Consumers and the general community need to be given the opportunity to consider options currently being suggested as alternatives to PHI and also the opportunity to suggest other models.
This includes communities with specific health care needs, such as Aboriginal and Torres Strait Islanders, older Australians, people with chronic conditions and people with mental illnesses.
AHCRA then believes that all the options being suggested should be assessed according to their ability to reduce, rather than increase, current gaps and inequities in access to health care.

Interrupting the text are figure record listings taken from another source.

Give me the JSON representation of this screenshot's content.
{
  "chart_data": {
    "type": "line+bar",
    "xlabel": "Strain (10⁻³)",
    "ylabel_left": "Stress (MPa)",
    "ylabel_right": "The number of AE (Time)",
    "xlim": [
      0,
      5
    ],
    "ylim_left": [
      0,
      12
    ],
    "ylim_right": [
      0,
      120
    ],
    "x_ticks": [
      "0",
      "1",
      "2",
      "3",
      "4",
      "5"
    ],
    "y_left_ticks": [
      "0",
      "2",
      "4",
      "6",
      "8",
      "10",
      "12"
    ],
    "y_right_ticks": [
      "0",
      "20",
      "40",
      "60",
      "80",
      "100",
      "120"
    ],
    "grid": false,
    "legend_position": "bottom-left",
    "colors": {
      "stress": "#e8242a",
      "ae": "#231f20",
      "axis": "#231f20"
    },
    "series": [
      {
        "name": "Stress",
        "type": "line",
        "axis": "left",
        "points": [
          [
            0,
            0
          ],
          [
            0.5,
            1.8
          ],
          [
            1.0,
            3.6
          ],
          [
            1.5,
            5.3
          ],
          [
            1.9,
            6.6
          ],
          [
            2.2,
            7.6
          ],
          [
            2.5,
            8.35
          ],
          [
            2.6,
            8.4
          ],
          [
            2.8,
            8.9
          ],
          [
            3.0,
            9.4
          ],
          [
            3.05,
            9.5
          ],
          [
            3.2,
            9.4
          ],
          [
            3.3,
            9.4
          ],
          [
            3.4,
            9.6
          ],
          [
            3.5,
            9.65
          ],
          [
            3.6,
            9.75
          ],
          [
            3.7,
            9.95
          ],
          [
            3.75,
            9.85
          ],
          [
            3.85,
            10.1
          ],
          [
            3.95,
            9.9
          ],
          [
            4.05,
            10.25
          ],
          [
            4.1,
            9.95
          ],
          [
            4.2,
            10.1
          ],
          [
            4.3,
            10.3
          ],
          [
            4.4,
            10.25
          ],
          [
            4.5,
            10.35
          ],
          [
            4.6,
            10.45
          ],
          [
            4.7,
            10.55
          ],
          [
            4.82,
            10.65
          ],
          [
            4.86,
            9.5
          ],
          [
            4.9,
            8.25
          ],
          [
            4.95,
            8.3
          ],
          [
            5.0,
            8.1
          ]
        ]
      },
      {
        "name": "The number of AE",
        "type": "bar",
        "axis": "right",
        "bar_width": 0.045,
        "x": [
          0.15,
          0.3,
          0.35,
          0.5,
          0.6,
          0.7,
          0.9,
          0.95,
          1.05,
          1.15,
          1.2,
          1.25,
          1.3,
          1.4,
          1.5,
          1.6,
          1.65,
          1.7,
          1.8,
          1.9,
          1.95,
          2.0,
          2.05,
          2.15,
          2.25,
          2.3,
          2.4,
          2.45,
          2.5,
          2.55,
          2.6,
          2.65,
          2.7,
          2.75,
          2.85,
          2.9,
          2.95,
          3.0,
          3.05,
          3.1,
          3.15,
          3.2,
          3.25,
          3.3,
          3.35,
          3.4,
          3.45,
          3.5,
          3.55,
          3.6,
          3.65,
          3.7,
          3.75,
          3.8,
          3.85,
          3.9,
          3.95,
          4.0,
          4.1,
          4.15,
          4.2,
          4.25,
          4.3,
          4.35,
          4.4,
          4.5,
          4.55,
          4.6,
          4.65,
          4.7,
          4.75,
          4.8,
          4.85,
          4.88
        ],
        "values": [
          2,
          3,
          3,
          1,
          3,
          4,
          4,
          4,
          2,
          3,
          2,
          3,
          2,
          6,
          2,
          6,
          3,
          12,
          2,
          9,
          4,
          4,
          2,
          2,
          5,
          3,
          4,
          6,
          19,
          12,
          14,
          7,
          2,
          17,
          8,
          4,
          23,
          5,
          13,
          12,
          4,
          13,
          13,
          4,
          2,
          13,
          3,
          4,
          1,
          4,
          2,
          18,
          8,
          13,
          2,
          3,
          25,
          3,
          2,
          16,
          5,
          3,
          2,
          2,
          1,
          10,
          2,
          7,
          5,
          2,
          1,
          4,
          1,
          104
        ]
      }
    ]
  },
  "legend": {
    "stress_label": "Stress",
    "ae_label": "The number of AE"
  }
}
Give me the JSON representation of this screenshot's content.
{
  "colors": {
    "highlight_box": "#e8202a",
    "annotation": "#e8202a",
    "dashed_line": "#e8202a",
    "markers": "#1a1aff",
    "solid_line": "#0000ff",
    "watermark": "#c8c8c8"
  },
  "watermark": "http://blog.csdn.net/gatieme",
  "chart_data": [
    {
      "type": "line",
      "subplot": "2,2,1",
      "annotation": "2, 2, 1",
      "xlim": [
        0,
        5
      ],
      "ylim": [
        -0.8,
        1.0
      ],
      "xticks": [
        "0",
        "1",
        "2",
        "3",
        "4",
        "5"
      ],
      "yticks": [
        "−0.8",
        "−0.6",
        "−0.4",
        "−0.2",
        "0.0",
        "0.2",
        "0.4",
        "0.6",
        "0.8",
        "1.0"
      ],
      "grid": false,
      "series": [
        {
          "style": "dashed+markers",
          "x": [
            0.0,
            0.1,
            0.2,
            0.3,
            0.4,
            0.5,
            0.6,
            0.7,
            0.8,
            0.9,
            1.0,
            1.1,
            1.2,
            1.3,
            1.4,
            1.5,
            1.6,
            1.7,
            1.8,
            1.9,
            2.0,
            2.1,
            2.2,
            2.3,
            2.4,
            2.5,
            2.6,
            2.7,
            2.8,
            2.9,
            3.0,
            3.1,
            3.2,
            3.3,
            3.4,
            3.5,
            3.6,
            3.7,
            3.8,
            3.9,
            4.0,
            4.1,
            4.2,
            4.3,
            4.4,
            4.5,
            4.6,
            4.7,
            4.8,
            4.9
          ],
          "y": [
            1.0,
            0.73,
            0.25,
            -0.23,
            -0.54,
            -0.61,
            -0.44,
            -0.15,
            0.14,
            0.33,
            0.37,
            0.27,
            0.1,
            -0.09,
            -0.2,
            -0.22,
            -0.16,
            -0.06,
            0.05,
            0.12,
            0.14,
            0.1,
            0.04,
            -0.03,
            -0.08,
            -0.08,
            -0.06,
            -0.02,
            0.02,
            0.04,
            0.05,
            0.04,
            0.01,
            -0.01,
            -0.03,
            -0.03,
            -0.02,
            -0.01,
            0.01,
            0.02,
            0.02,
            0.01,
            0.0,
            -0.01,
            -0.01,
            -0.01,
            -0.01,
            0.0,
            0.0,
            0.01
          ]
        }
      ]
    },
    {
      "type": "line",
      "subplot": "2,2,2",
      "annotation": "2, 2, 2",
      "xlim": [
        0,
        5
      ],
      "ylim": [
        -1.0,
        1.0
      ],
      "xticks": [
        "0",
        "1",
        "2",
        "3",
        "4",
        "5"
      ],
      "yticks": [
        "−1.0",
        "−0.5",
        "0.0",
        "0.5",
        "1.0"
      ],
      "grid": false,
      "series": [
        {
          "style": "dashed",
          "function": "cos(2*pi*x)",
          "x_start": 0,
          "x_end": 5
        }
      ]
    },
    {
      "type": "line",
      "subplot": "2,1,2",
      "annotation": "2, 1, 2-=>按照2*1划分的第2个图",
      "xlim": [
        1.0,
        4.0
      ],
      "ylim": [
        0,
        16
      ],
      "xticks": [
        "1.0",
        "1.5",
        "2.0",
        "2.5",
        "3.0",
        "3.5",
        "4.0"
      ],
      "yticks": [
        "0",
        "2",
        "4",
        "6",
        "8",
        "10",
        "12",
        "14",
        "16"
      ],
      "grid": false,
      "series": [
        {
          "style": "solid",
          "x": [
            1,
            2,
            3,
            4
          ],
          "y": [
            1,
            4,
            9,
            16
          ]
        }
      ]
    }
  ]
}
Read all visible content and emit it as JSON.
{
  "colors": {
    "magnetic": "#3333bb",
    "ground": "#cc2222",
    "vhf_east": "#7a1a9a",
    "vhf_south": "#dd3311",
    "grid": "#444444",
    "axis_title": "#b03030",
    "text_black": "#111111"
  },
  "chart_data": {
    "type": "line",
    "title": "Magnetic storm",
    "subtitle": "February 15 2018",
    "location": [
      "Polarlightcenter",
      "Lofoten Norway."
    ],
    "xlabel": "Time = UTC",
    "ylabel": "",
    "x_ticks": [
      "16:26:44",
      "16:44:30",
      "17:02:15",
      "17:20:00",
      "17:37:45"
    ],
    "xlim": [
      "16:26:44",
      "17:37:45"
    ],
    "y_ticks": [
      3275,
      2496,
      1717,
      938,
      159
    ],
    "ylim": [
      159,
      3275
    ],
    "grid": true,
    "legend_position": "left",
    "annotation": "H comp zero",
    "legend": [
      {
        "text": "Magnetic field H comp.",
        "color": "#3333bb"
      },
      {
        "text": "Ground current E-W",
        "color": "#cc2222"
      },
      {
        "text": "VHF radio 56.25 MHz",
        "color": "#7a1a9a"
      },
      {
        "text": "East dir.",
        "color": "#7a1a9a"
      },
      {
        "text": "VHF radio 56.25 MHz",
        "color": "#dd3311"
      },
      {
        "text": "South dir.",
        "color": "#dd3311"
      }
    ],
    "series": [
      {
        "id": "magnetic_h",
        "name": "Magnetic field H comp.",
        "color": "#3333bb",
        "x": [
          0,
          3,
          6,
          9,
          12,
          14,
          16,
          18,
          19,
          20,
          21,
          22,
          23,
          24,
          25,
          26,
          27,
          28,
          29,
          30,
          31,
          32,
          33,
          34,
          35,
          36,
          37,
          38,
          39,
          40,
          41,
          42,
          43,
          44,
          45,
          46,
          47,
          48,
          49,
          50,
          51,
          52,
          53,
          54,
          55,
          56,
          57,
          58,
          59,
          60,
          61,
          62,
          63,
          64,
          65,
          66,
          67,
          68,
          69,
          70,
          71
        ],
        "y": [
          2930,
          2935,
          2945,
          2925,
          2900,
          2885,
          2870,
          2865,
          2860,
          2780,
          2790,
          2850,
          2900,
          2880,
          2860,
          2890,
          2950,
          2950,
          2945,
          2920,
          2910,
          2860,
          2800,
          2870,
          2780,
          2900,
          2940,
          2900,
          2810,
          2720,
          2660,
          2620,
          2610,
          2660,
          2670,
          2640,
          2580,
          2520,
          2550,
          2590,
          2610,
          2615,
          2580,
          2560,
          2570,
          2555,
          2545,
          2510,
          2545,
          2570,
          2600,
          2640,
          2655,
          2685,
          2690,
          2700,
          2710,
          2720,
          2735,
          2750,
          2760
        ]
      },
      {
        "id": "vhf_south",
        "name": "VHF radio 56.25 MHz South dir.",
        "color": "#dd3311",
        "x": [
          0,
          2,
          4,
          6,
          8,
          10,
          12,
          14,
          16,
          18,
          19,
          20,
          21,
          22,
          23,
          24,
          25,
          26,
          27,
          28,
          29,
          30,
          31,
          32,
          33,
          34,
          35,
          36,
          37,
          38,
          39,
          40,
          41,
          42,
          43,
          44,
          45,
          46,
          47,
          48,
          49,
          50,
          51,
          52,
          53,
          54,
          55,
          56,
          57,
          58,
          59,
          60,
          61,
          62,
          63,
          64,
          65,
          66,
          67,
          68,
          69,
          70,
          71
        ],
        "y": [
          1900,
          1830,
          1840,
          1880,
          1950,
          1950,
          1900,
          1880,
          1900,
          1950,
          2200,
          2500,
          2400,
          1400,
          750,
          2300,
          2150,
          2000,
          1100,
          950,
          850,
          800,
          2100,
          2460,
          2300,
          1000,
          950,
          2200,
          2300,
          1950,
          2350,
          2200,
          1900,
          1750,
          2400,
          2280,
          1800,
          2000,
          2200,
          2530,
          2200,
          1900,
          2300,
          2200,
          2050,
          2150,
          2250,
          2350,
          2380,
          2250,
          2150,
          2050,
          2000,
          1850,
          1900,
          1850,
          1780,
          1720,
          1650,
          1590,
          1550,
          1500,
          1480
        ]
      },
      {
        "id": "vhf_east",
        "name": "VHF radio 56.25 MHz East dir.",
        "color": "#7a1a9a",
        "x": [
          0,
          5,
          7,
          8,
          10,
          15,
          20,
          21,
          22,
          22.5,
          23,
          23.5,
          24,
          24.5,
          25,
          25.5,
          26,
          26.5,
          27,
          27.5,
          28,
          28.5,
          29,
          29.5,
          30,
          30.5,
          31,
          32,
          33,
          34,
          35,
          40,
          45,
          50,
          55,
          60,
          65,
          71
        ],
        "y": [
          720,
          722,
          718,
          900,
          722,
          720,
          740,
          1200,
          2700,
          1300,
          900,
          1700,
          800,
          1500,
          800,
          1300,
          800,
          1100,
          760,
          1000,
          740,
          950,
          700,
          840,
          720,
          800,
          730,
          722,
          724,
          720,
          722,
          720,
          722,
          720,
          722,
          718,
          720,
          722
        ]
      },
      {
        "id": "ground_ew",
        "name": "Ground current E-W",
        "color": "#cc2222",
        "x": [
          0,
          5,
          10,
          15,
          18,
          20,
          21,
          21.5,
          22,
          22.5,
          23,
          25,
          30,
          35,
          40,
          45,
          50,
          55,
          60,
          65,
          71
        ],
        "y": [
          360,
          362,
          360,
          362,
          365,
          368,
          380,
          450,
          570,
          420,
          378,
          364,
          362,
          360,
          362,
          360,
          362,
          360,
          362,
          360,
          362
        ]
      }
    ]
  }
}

They should also be judged on whether they address one of the major problems with our health funding system which is its reliance on fee-for-service funding models.
Fee-for-services models
Fee-for-service (FFS) may have been a suitable funding system in the 1980s when the need for episodic and acute services was greater but it does not support optimum care for people with chronic illnesses. In particular, FFS encourages over-servicing and does not typically remunerate doctors for providing non face-to-face services, such as care coordination, case conferencing and data collection.
AHCRA believes that we need to move away from FFS, in particular in some areas of the health system such as primary healthcare. Transitioning our health system away from PHI provides the opportunity to also move away from the FFS system.
Other changes that should be considered are how to move away from the current individualistic approach to health funding and build into Medicare the capacity to focus more on primary and secondary prevention, social determinants and population health.
For decades, governments have resisted moving away from the expensive and inefficient PHI system. However, now that it appears impossible to avoid, it may provide a valuable opportunity for a broader debate about health funding and how we can build on Medicare to developed a genuinely universal and efficient health funding system for Australia’s future.